Os perigos da indústria farmacêutica
Enviada em 22/09/2019
O documentário “What the Health”, produzido pela plataforma Netflix, ao abordar a vida de Kip Anderson, um homem de 46 anos totalmente dependente da indústria farmacêutica, retrata não só os impactos da má utilização de fármacos, mas ainda promove uma reflexão acerca de suas consequências. Nesse sentido, evidencia-se a problemática da automedicação em contexto mundial, desordem que relacionada tanto à falta de orientação profissional, quanto ao decadente sistema de saúde pública do país, provoca inúmeros danos à sociedade. Com efeito, torna-se fundamental debater os impactos e efeitos desse quadro, bem como maneiras de o interromper.
Em primeira análise, é evidente que a influência da mídia fomenta a necessidade do consumo ao aliar a noção de prazer à comodidade que o uso dessas substâncias pode oferecer. Nesse viés, ínfimas são as propagandas e recursos de marketing que abordam a importância de prescrição médica, o que configura não apenas como fator de disseminação dessa patologia moderna, mas também põe em risco a saúde e integridade dos cidadãos. Prova disso são os dados divulgados por levantamento realizado pelo Sistema Nacional de Informações Tóxico-farmacológicas, segundo os quais, cerca de 78% das notificações de intoxicação recebidas são causadas por medicamentos.

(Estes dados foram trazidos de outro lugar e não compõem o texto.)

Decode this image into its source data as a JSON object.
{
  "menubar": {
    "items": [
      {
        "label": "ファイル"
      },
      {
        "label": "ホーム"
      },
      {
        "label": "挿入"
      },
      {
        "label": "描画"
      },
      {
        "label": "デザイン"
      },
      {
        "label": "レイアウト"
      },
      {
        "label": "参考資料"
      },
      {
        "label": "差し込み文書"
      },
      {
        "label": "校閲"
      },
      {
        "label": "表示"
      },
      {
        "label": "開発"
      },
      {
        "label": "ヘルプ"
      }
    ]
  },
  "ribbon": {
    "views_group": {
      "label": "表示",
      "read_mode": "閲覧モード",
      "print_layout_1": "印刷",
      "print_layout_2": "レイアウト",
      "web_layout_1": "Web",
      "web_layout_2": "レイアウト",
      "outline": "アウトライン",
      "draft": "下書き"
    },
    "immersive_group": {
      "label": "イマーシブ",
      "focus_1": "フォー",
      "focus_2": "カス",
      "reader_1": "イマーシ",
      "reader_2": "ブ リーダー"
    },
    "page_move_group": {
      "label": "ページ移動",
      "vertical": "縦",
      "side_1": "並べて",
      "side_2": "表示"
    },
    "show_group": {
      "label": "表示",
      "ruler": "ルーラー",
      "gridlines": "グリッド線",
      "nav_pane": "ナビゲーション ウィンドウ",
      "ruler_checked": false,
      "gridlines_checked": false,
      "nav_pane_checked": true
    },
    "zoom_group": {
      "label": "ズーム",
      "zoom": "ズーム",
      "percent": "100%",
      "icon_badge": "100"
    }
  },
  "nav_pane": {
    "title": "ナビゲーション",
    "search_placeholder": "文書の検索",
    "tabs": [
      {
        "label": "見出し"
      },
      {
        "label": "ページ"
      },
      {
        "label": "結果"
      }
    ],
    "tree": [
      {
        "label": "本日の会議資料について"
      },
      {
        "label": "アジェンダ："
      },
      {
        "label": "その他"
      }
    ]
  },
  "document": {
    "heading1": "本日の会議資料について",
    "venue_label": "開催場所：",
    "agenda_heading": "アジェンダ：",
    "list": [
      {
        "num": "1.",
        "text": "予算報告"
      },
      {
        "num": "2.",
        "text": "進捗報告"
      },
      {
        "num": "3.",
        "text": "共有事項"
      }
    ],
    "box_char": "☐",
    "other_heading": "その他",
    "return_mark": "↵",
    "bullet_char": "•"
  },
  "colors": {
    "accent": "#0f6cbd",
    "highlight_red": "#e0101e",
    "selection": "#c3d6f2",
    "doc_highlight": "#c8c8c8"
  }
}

Outrossim, vale salientar que o limitado acesso do brasileiro a tratamento adequado, como também a facilidade de aquisição de medicamentos e consumo dos mesmos agravam ainda mais esse quadro. Visto que, por mais que o artigo 196 da Constituição Federal de 1988 garanta o acesso gratuito e de qualidade à saúde, na prática, assegurar esse direito parece um desafio, de forma que a busca por informações infundadas e, muitas vezes, superficiais, em aplicativos e sites de busca como o Google, torna-se comum. O que se realizado sem orientação profissional intensifica os riscos de intoxicação e toda sorte de complicações.
Diante dos aspectos mencionados, é mister que o Conselho Nacional de Autorregulação Publicitária (CONAR) exerça o controle sobre propagandas de fármacos pelos meios de comunicação, de modo a evitar problemas advindos do mau uso e compras indiscriminadas dos mesmos. Com isso, é dever do Ministério de Saúde, por meio de verbas governamentais, investir na saúde pública, medida que poderá ser realizada tanto na melhoria do salário de profissionais, quanto na infraestrutura de postos de saúde e hospitais, a fim de melhor atender e sanar dúvidas dos cidadãos. Por fim, cabe ao Poder Legislativo, mediante a criação de leis, impor que propagandas e rótulos de medicamentos explicitem os efeitos adversos e sob quais circunstâncias seu uso pode ser administrado, além de apresentarem a im portância da prescrição médica e de receitas em drogarias e farmácias.